Tric blinked in shock. “What?”
“This makes you who you are.” She punched the slab of muscle above his heart. “This.” She slapped him atop his head. “These.” The girl took hold of his hands, knelt in front of him, staring into the boy’s eyes. “Slavemarks. Tattoos. Scars. What you look like doesn’t change who you are inside. They can give you a new face, but they can’t give you a new heart. No matter what they take from you, they can’t take that away unless you let them. That’s real strength, Tric. That’s real power.”
She squeezed his hands so hard her fingers ached.
“You hold it safe, you hear me? You picture yourself standing on that fucking bastard’s grave. Spitting on the earth that cradles him. You’ll have it, Tric. One turn, you’ll have your vengeance. I promise. Mother help me, I swear it.”
The boy stared at the hands that held his. “This is a dark road we walk, Mia.”
“Then we walk it together. I watch your back. You watch mine. And if I fall before the end, you get Scaeva for me. Make him scream. And I’ll swear the same for you.”

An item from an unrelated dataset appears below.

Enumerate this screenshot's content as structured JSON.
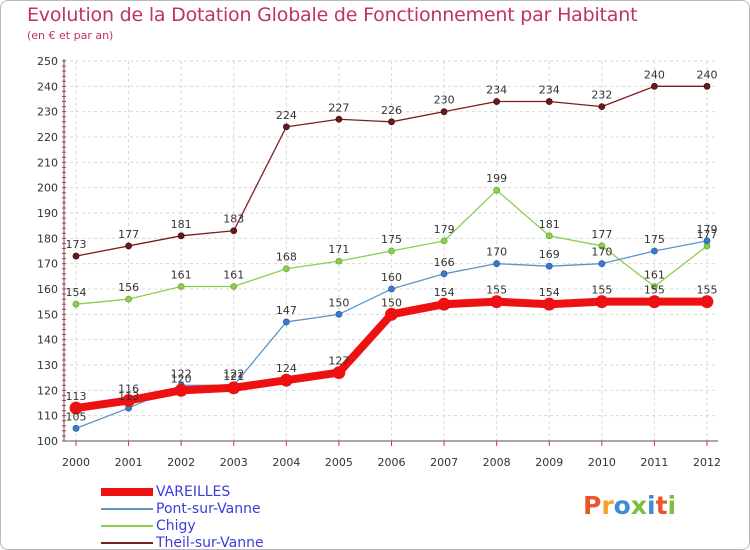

The boy looked at her. Those bottomless hazel eyes. That scrawl of hatred on his skin. Her heart was pounding. Fervor in her stare, palms sweating in his.
“Will it hurt?” he asked.
“… That depends.”
“On what?”
“Whether you want me to lie or not.”
Tric laughed, breaking the black spell that held the room still. Mia’s grin died as she looked into his eyes. She moved a little closer. Not close enough.
“Afterward,” she found herself saying. “If you don’t want to be alone …”
“… Is that wise?”
“After ninebells? Probably not.”
He drifted toward her. Tall and strong and O, so fine. Saltlocks tumbling about her cheeks as he leaned near.
“We probably shouldn’t, then.”
Her lips brushed against his as she whispered, “Probably not.”
They hovered there for a moment more, Mia’s belly tumbling, her skin prickling as he ran a gentle finger up her arm. Knowing exactly what he wanted. Wanting just the same. But it hung between them, the thought of the weaver’s twisting hands. Choking the moment dead. And so, he stood. Staring into the dark and breathing deep.
“My thanks, Pale Daughter,” he smiled.
“At your service, Don Tric.”
She watched him walk away, his absence leaving her aching. And when he was gone, she sat in the dark at the feet of a goddess, and her shadow began to whisper.
“… i think you had best visit the weaver after the boy …”
“And why’s that?”
“… your brain and ovaries seem to have switched places …”
“O, stop. I fear my sides will split.”
She retired to her room, burrowed amid the notes and formulae, lost again in the puzzle. One hand wove idle circles in the air, sending the shadows in the room writhing, Mister Kindly pouncing among them like a real cat chasing mice.
As the evemeal bells rang, she stayed with the riddle, mind drifting to Tric. Wondering how he was faring in the weaver’s room of masks. Emotions were rising among the acolytes; she could feel it. As the competition grew more intense, so too did every other feeling. She felt as if the world were growing louder, everything mattered more. She had no idea what the next turn might bring. She didn’t love him. Love was stupid. Foolish. It had no place in these walls or in her world, and she knew it.